Brasília - Casos de discriminação são facilmente identificados por quem é
alvo de piadas, chacotas, olhares atravessados ou tratamentos diferenciados.
Mensurar os impactos que esses episódios trazem à saúde das pessoas, entretanto,
ainda não é comum no Brasil.
Para o professor João Luiz Bastos, do Departamento
de Saúde Pública da Universidade Federal de Santa Catarina (UFSC), estratégias
difundidas internacionalmente podem ajudar o país a entender como a
discriminação pode estar associada, por exemplo, ao aumento da ocorrência de
casos de depressão, ansiedade e hipertensão.
“A literatura internacional aponta uma forte relação entre quadros de
alteração na saúde com o fenômeno da discriminação. É importante que, no Brasil,
também sejam desenvolvidos estudos que identifiquem esse impacto, levando-se em
conta nossas formas de sociabilidade e de tratar as pessoas em diferentes
instâncias, para ver se aqui também essas relações se confirmam e de que forma
elas se confirmam”, defendeu Bastos, que é autor do livro Discriminação e
Saúde: Perspectivas e Métodos, lançado em novembro pela Editora
Fiocruz.
Entre as metodologias que podem ser utilizadas por pesquisadores brasileiros,
citadas na obra produzida em parceria com o professor Eduardo Faerstein, do
Instituto de Medicina Social da Universidade do Estado do Rio de Janeiro (Uerj),
está a conhecida como auditagem.
Por meio dela, são selecionados pares de pacientes com características
semelhantes, exceto o aspecto que caracteriza a discriminação que se pretende
investigar. Eles se apresentam em um serviço de saúde com os mesmos tipos de
roupa e formas de comunicação e solicitam o mesmo tratamento.
“Se houver tratamento diferenciado, com encaminhamentos diferentes, poderá
ser detectada a discriminação e o prejuízo para o tratamento de determinada
patologia”, disse.
Segundo João Luiz Bastos, estudos que identifiquem e quantifiquem essas
circunstâncias são fundamentais para reduzir a falta de equidade na saúde, “que
podem estar nas relações entre profissionais de saúde e pacientes, na prescrição
de tratamentos medicamentosos ou de outros procedimentos cirúrgicos e
terapêuticos, assim como na própria satisfação dos usuários com o atendimento
prestado”.
O professor da UFSC também citou a aplicação de “grandes inquéritos” que
incluam perguntas sobre experiências discriminatórias e sobre o desenvolvimento
de problemas de saúde. “Dessa forma, pode-se avaliar os dados e examinar a
relação entre as experiências vividas e a ocorrência de agravos à saúde”,
explicou.
O professor destacou o caráter inovador do tema, ressaltando que somente
durante a década de 1990 a discriminação passou a ser encarada como um fenômeno
complexo, nem sempre identificado. Ele lembrou que, antes de 1920, a
discriminação racial, por exemplo, sequer era entendida como um problema
importante de pesquisa.
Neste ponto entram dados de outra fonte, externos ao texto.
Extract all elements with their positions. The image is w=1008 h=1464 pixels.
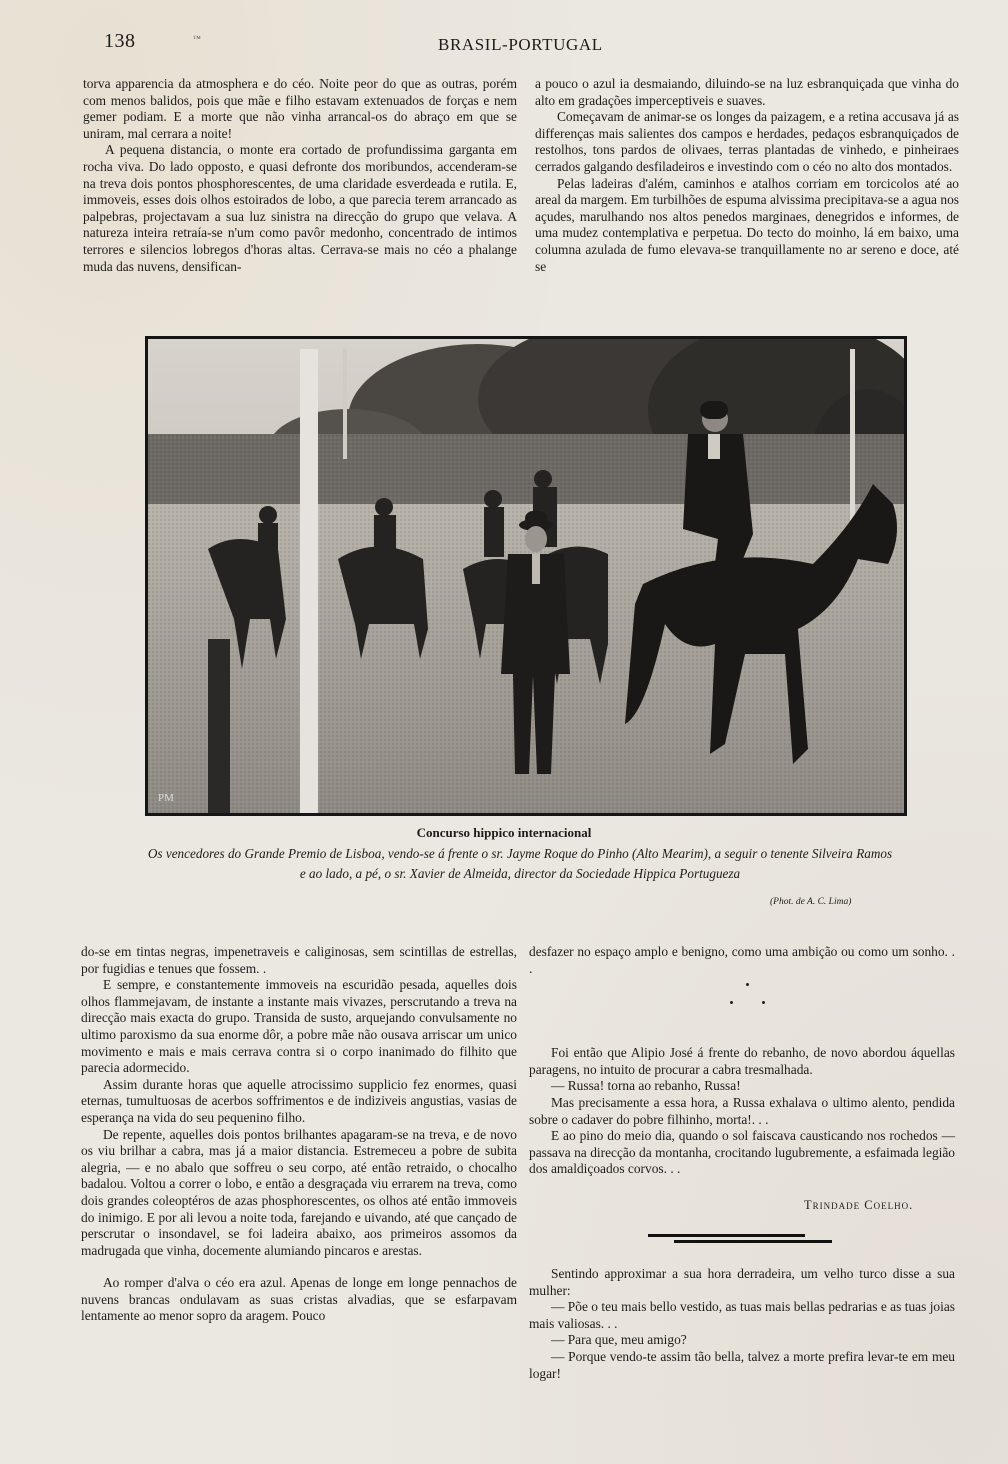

Segundo ele, a discriminação em qualquer área do
cotidiano das pessoas pode trazer prejuízos à saúde.
A aposentada Noádia Almeida diz que já perdeu a conta das vezes que foi alvo
de discriminação por causa da cor de sua pele. Em um dos episódios, ela foi
impedida de deixar uma loja de departamentos na Tijuca, zona norte do Rio de
Janeiro, após ter trocado uma peça que tinha comprado para a filha.
“Eu estava saindo da loja quando dois seguranças me mandaram segui-los até um
outro setor e disseram a outro funcionário: ´pegamos a crioula com a muamba no
saco’. Como eu tinha a nota fiscal, consegui provar que a peça era minha, mas
foram minutos de muita angústia, de muito nervosismo. Todo mundo me olhando, foi
um horror”, contou ela, que chegou a faltar um dia ao trabalho por causa do
“violento estresse emocional”.
O Ministério da Saúde informou, por meio da assessoria de imprensa, que não
tem dados sobre os impactos da discriminação na saúde da população, mas destacou
que desenvolve várias ações para ligadas ao tema, como as associadas à Política
Nacional de Humanização, lançada em 2003. Por meio da iniciativa, os
profissionais do Sistema Único de Saúde (SUS) são treinados e capacitados no
atendimento que garanta a defesa dos direitos dos usuários, qualquer que seja
sua classe social, cor da pele ou condição física ou psicológica.